Chapter Ten of the Acts of the Apostles has something very different happening. A centurion is being called by God. Before then, He called mostly Jews. He was a man named Cornelius, a Roman centurion. A couple of times the Bible refers to him as being “God fearing”. This is a lay man’s title for those who are not Jewish, but honor the Jewish religion. They pray to god and even are known to give substantial contributions for the Temple or the Jewish community. Peter is called to go and evangelize him and his household. Peter is instructed to eat profaned meat (v12-14). Peter first refuses because of the type of meat that is set out in his vision. But God has him come to Cornelius’ house and eat.
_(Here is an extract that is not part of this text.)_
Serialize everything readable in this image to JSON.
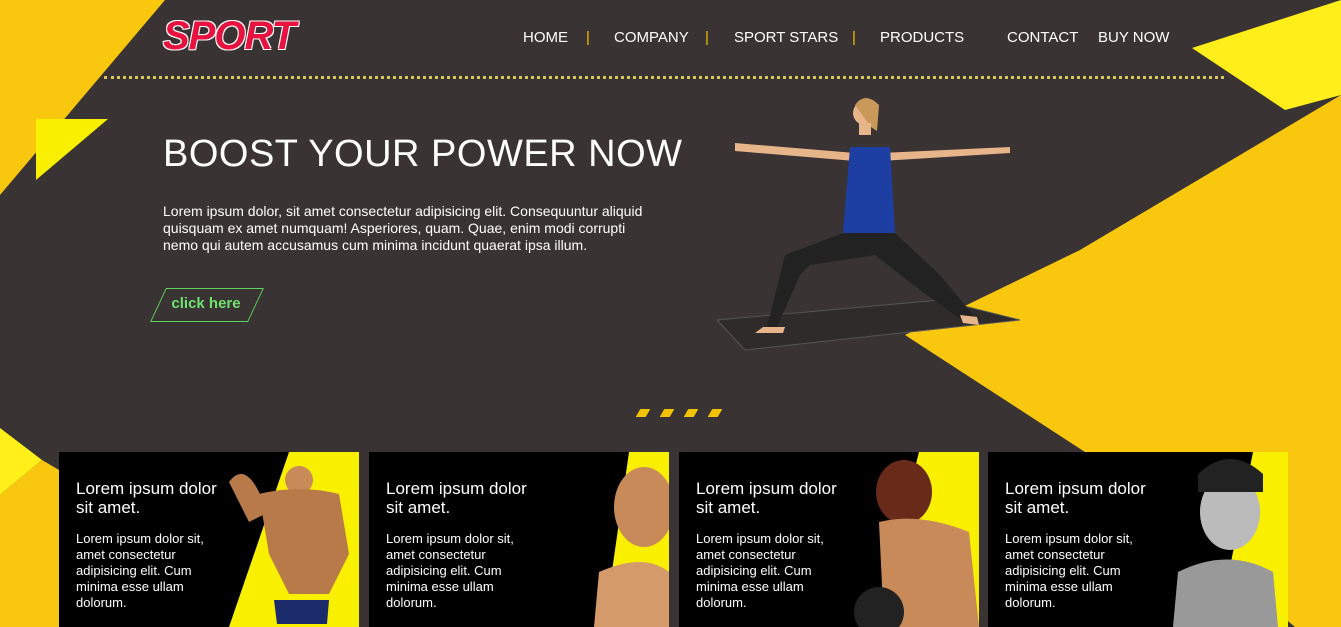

What God tells him is significant. “What God has made clean, you are not to call profane” (v15). The death of Jesus did not just clean humanity from sin, but cleansed the whole world from the effects of the sin of Adam and Eve. The idea of the Jewish tradition is that dirt and dirty things makes other things dirty. If you have dirty shoes and you walk in the house, what happens? The house becomes dirty. What does not happen is that the shoes do not get clean. The shoes can only make everything they touch dirty. In fact, it is almost a guarantee. We have things today that can make shoes cleaner. We can wipe them on a mat or one of those shoe scrapers that help keep the floor clean in our house. Back then, there was no shoe scraper for the soul. They didn’t fully understand the sacrament of confession yet. So Peter is trying to avoid the dirty soul and wants to reserve himself for Jesus. That is why he responds with, “Certainly not sir, for never have I eaten anything profane and unclean” (v14).
Back in the book of Genesis, when Adam and Eve fell, there was a great chasm that was established between all of physical creation and God. All of creation was made for humanity. And humanity was to take care of all of physical creation. They could do this because Adam and Eve had full knowledge of everything. Everything was in harmony. But when Adam and Eve sinned, all of creation took on the dirt of the human soul. The lion now eats the lamb. Hurricanes, earthquakes and tornadoes happen and nature is at war with itself as well as humanity. If humans ate pork or other forbidden foods, they would get sick and possibly die. Therefore, some foods were deemed as dirty or profane.
When Jesus came and died on the cross for us, the spiritual dirtiness of food was no longer held that way. God has made it clean in the same way He makes us all clean, through His blood.
As a side note; notice the hour that Cornelius said the vision came to him, three o’clock (v30). Three o’clock is known in Catholic Tradition to be the Hour of Mercy. It is the hour Jesus died on the cross for us (Matthew 27:46-50). It is a well-known special hour for prayer among Catholics. That is why the Divine Mercy Chaplet is prayed so often at that hour.
Peter preaches the Kerygma, the amazing story of Jesus and God’s love for us. Immediately, Cornelius believed. History and tradition teaches that his entire household was baptized as well as all who were there. Notice it refers to the baptized in the plural (v47 & 48). This included babies. So, infant Baptism did exist from the beginning of Christianity. I have not yet come across an explicit infant Baptism in the Bible, but the Church recognizes and has always recognized this reality.